CEO Interview: Wes Cummins of Applied Digital
Cummins’ Applied Digital builds the data centers that feed the world’s hunger for AI. We asked him about his journey as CEO and whether AI looks to him like the dot-com bubble.
It’s a rare skill in business when you can see around corners.
In 2022, before OpenAI had debuted ChatGPT, Wes Cummins pivoted his Bitcoin mining operation into building AI data centers. It turned out to be a case of seeing the future before it got here.
Today, these AI data centers power our world’s insatiable hunger for GPUs. Cummins’ Dallas-based Applied Digital now has $16 billion in contracted revenue over the next 15 years and two hyperscale customers. Its first facility came online this month, putting it well ahead of many others who are just breaking ground.
In the conversation that follows, Cummins told me about how he saw the demand spike coming, why the CEO role feels like going from fan to head coach, and whether we’re hyping AI like it’s 1999.
Take us back to 18-year-old Wes. What was your grand plan?
I grew up on a potato farm in Idaho. Leaving and going to St. Louis, Missouri to school was a big shock for me.
By 18, my professional football aspirations had gone out the window. I did play football in college, but at an academic focused institution. It was a great experience. I started doing electrical engineering and my premed curriculum because I didn’t know what I was going to do.

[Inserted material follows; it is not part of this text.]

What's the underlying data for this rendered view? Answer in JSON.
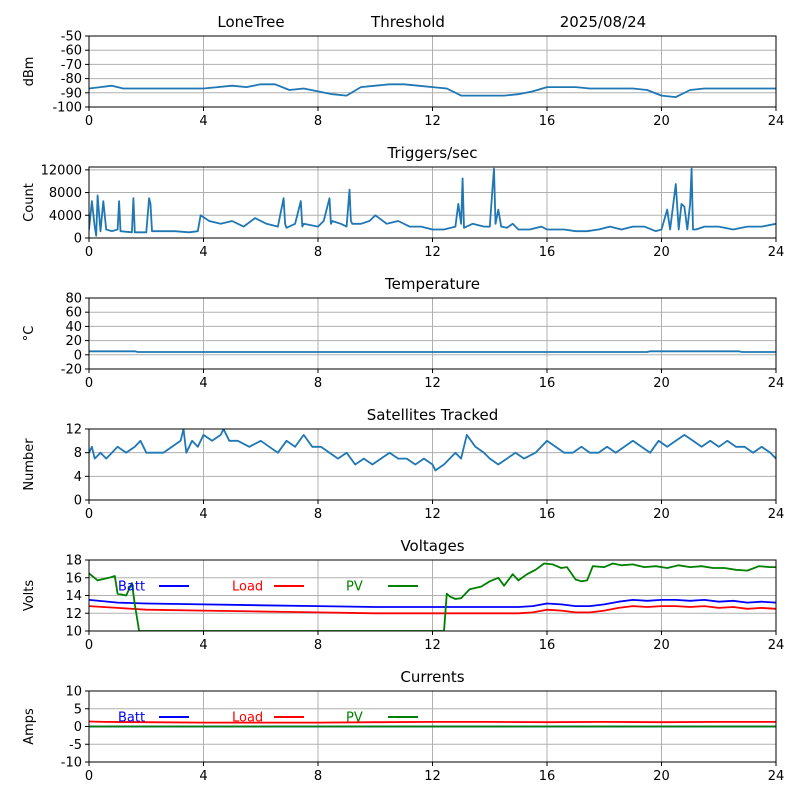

I decided to take some business classes and I just fell in love with it.
From there, I got an internship at an investment firm. This was right in the dot-com era, 1999 and 2000. So I got a lot of exposure to tech investing – the good part at first and then the bad part after that.
I fell in love with investing and technology, and from there I ran my own hedge fund. That was until about five years ago when I saw a big market shift. I’d seen these shifts as an investor before. This time I decided I would go all in and actually start a business to seize on that shift. That’s how Applied Digital started.

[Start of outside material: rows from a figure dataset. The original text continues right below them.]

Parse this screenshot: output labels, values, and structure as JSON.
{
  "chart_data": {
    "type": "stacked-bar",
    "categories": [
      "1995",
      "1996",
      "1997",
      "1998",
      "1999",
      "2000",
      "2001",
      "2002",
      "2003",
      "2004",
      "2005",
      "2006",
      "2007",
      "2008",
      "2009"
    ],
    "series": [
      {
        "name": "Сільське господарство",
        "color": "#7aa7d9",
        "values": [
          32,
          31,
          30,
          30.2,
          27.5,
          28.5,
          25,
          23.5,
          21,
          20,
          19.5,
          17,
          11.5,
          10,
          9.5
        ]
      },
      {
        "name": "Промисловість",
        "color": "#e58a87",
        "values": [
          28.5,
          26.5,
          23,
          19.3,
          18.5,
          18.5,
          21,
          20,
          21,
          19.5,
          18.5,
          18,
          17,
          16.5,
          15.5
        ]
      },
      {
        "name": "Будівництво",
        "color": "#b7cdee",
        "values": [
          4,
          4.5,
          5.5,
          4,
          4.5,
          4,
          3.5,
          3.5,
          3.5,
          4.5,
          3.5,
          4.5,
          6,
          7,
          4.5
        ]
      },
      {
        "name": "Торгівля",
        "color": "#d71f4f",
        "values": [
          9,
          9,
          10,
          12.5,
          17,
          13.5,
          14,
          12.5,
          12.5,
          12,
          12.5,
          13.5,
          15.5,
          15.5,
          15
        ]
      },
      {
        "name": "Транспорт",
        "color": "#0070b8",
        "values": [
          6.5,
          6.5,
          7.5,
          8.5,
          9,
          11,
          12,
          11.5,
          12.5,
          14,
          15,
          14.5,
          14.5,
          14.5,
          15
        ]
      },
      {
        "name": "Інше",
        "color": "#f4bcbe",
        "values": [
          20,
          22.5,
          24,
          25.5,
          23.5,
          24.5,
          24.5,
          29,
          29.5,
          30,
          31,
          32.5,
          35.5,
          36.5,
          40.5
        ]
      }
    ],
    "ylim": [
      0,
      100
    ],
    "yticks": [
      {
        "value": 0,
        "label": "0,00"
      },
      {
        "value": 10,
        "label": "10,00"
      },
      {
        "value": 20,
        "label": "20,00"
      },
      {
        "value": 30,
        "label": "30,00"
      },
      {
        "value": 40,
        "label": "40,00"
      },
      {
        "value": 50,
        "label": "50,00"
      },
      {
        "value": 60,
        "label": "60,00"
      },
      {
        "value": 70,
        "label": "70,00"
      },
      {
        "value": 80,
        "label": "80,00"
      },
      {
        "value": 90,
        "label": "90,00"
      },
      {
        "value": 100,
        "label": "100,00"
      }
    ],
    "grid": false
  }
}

CEOs and investors see the world very differently. What was your biggest surprise switching from an investing role to running the business?
A lot of investors say they take the long-term view. Before I was CEO, I thought I worked with a long-term view.
But when you’re looking at it from a CEO horizon, things look really different. I saw how short-term-oriented I really was as an investor. Even as a long-term investor, you’re basing decisions on no more than a year out. That feels “long term” in public markets. As a CEO, you’re thinking more like three to five years out. That’s been a huge shift for me.
The other aha moment had to do with managing people. In the investment world, I could run a big successful hedge fund with very few people and one or two specific skill sets. As CEO, especially as we grow fast, I need lots of different people with very diverse skill sets.
What I’ve loved about it is feeling like the head coach. I’ve got to make sure I’m putting the right players on the field. As an investor, I was more of a fan.
What I’ve loved about it is feeling like the head coach. I’ve got to make sure I’m putting the right players on the field. As an investor, I was more of a fan. What does the fan do? They get really upset or they get really happy depending on whether the team wins or loses. But as the head coach, you’re much more invested. You’re developing the team, you’re developing the team strategy, you’re developing everything.
Applied Digital started out building infrastructure for Bitcoin. Can you talk about the pivot to AI?
When we took on the opportunity to build Bitcoin data centers in the United States, we did the hyperscale route for Bitcoin and helped make Marathon the largest Bitcoin miner in the world. Now we’re doing that same thing for AI. There are other Bitcoin miners who transitioned to do AI, but we were really early – we started in 2022, before ChatGPT.